Are you having trouble placing internal links while your content is well developed? This means that you are addressing too different topics and that it is difficult to engage your audience in several articles. You could almost insert an internal link per paragraph? Bingo!
Good content is effective content. Use Talk walker to monitor the web and social networks, Graphy Stories to expect the editorial trends of tomorrow, Google Analytics to track your traffic and your audience, Buzzsumo to find the most popular keywords that will ensure you a good SEO, and Mention to monitor your e-reputation.
6 Your content marketing must engage!
Setting up a content strategy also means ensuring the engagement of your audience. Come again? Different stages of optimization of this diffusion exist.
- Growth Hacking. Put a link to your white paper, webinar, or blog in your email signature. Promote your collaborations. Post-op-ads on LinkedIn.
- They paid. On social networks, sponsorship today allows, for a few euros, to better target your potential audience by collecting its users precisely.
- Advocacy marketing. Content recommended by a friend is much more likely to be engaging than if it comes from a brand.
7 Have an obsession with numbers
Measure and adapt. That's where it all plays out. To better optimize your content strategy, you need to know how to measure and make quick decisions. Build your reporting tool to fit your needs.
Look at your key figures. Number of page views, average time spent on a page, bounce rate, social media reach, etc.: measure acquisition precisely to know where your traffic is coming from, where your leads are coming from and cut off investments that are not working.
A €150 Facebook campaign that does not generate any traffic to your site can be cut quickly.
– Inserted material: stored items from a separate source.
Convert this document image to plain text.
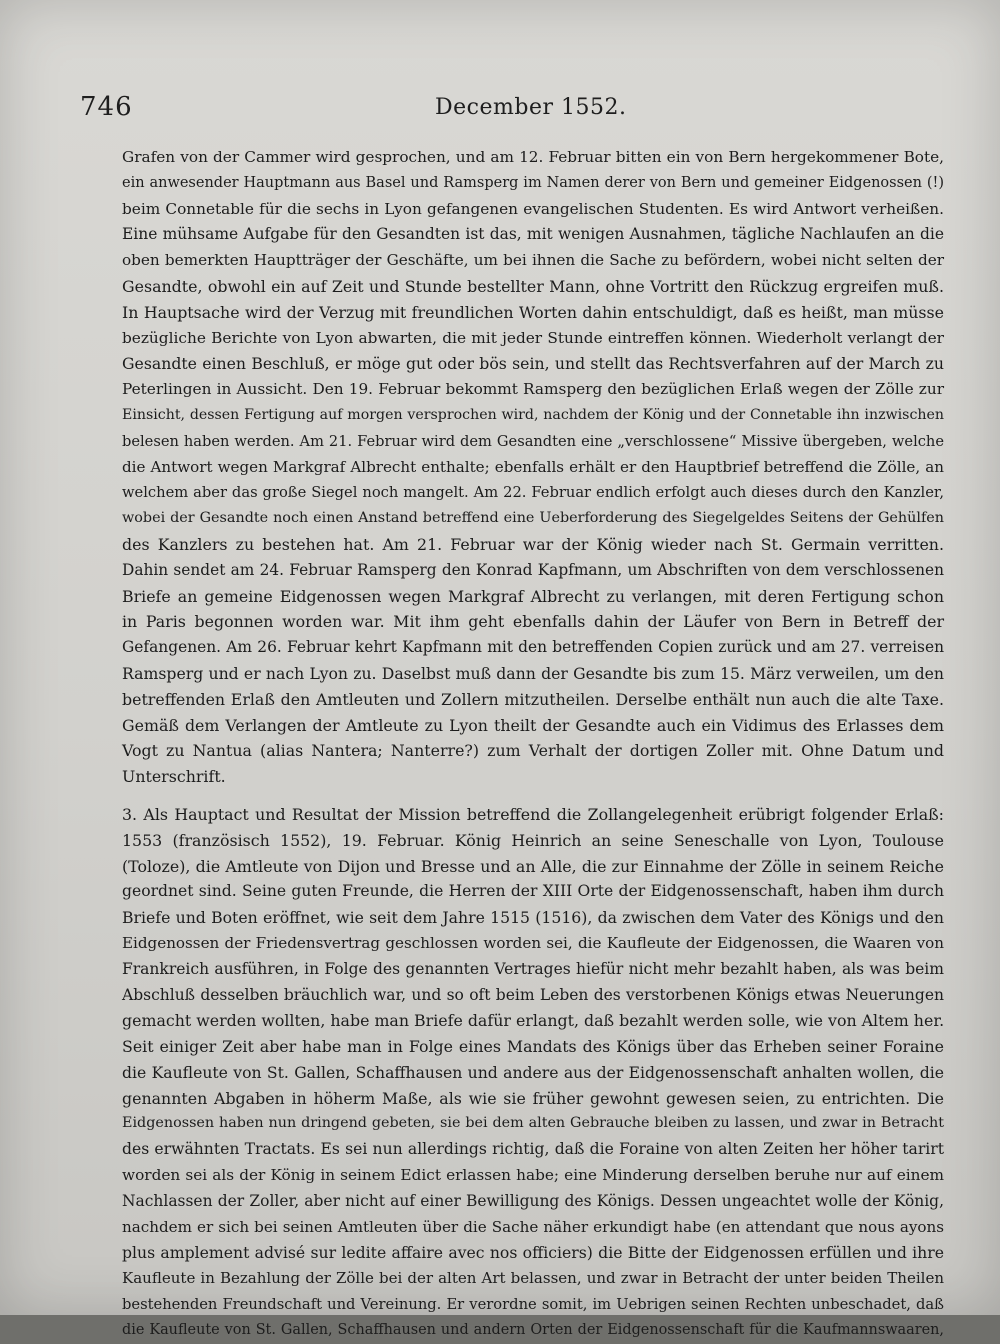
746	December 1552.
Grafen von der Cammer wird gesprochen, und am 12. Februar bitten ein von Bern hergekommener Bote,
ein anwesender Hauptmann aus Basel und Ramsperg im Namen derer von Bern und gemeiner Eidgenossen (!)
beim Connetable für die sechs in Lyon gefangenen evangelischen Studenten. Es wird Antwort verheißen.
Eine mühsame Aufgabe für den Gesandten ist das, mit wenigen Ausnahmen, tägliche Nachlaufen an die
oben bemerkten Hauptträger der Geschäfte, um bei ihnen die Sache zu befördern, wobei nicht selten der
Gesandte, obwohl ein auf Zeit und Stunde bestellter Mann, ohne Vortritt den Rückzug ergreifen muß.
In Hauptsache wird der Verzug mit freundlichen Worten dahin entschuldigt, daß es heißt, man müsse
bezügliche Berichte von Lyon abwarten, die mit jeder Stunde eintreffen können. Wiederholt verlangt der
Gesandte einen Beschluß, er möge gut oder bös sein, und stellt das Rechtsverfahren auf der March zu
Peterlingen in Aussicht. Den 19. Februar bekommt Ramsperg den bezüglichen Erlaß wegen der Zölle zur
Einsicht, dessen Fertigung auf morgen versprochen wird, nachdem der König und der Connetable ihn inzwischen
belesen haben werden. Am 21. Februar wird dem Gesandten eine „verschlossene“ Missive übergeben, welche
die Antwort wegen Markgraf Albrecht enthalte; ebenfalls erhält er den Hauptbrief betreffend die Zölle, an
welchem aber das große Siegel noch mangelt. Am 22. Februar endlich erfolgt auch dieses durch den Kanzler,
wobei der Gesandte noch einen Anstand betreffend eine Ueberforderung des Siegelgeldes Seitens der Gehülfen
des Kanzlers zu bestehen hat. Am 21. Februar war der König wieder nach St. Germain verritten.
Dahin sendet am 24. Februar Ramsperg den Konrad Kapfmann, um Abschriften von dem verschlossenen
Briefe an gemeine Eidgenossen wegen Markgraf Albrecht zu verlangen, mit deren Fertigung schon
in Paris begonnen worden war. Mit ihm geht ebenfalls dahin der Läufer von Bern in Betreff der
Gefangenen. Am 26. Februar kehrt Kapfmann mit den betreffenden Copien zurück und am 27. verreisen
Ramsperg und er nach Lyon zu. Daselbst muß dann der Gesandte bis zum 15. März verweilen, um den
betreffenden Erlaß den Amtleuten und Zollern mitzutheilen. Derselbe enthält nun auch die alte Taxe.
Gemäß dem Verlangen der Amtleute zu Lyon theilt der Gesandte auch ein Vidimus des Erlasses dem
Vogt zu Nantua (alias Nantera; Nanterre?) zum Verhalt der dortigen Zoller mit. Ohne Datum und
Unterschrift.
3. Als Hauptact und Resultat der Mission betreffend die Zollangelegenheit erübrigt folgender Erlaß:
1553 (französisch 1552), 19. Februar. König Heinrich an seine Seneschalle von Lyon, Toulouse
(Toloze), die Amtleute von Dijon und Bresse und an Alle, die zur Einnahme der Zölle in seinem Reiche
geordnet sind. Seine guten Freunde, die Herren der XIII Orte der Eidgenossenschaft, haben ihm durch
Briefe und Boten eröffnet, wie seit dem Jahre 1515 (1516), da zwischen dem Vater des Königs und den
Eidgenossen der Friedensvertrag geschlossen worden sei, die Kaufleute der Eidgenossen, die Waaren von
Frankreich ausführen, in Folge des genannten Vertrages hiefür nicht mehr bezahlt haben, als was beim
Abschluß desselben bräuchlich war, und so oft beim Leben des verstorbenen Königs etwas Neuerungen
gemacht werden wollten, habe man Briefe dafür erlangt, daß bezahlt werden solle, wie von Altem her.
Seit einiger Zeit aber habe man in Folge eines Mandats des Königs über das Erheben seiner Foraine
die Kaufleute von St. Gallen, Schaffhausen und andere aus der Eidgenossenschaft anhalten wollen, die
genannten Abgaben in höherm Maße, als wie sie früher gewohnt gewesen seien, zu entrichten. Die
Eidgenossen haben nun dringend gebeten, sie bei dem alten Gebrauche bleiben zu lassen, und zwar in Betracht
des erwähnten Tractats. Es sei nun allerdings richtig, daß die Foraine von alten Zeiten her höher tarirt
worden sei als der König in seinem Edict erlassen habe; eine Minderung derselben beruhe nur auf einem
Nachlassen der Zoller, aber nicht auf einer Bewilligung des Königs. Dessen ungeachtet wolle der König,
nachdem er sich bei seinen Amtleuten über die Sache näher erkundigt habe (en attendant que nous ayons
plus amplement advisé sur ledite affaire avec nos officiers) die Bitte der Eidgenossen erfüllen und ihre
Kaufleute in Bezahlung der Zölle bei der alten Art belassen, und zwar in Betracht der unter beiden Theilen
bestehenden Freundschaft und Vereinung. Er verordne somit, im Uebrigen seinen Rechten unbeschadet, daß
die Kaufleute von St. Gallen, Schaffhausen und andern Orten der Eidgenossenschaft für die Kaufmannswaaren,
That's €100 in savings that you can inject into the LinkedIn campaign, which works much better. Sponsorship is not just a cost: it must be a profitable investment. In the deployment of a content marketing strategy, 10% of the content produced generates 90% of your traffic.
The imbalance is certainly huge, but this does not mean that the remaining 90% are useless: they will generate the notoriety of the 10%. With such statistics, content marketing is a communication lever that is experiencing a spectacular rise, until it represents the biggest marketing vector for companies in 2022–and it's not about to stop!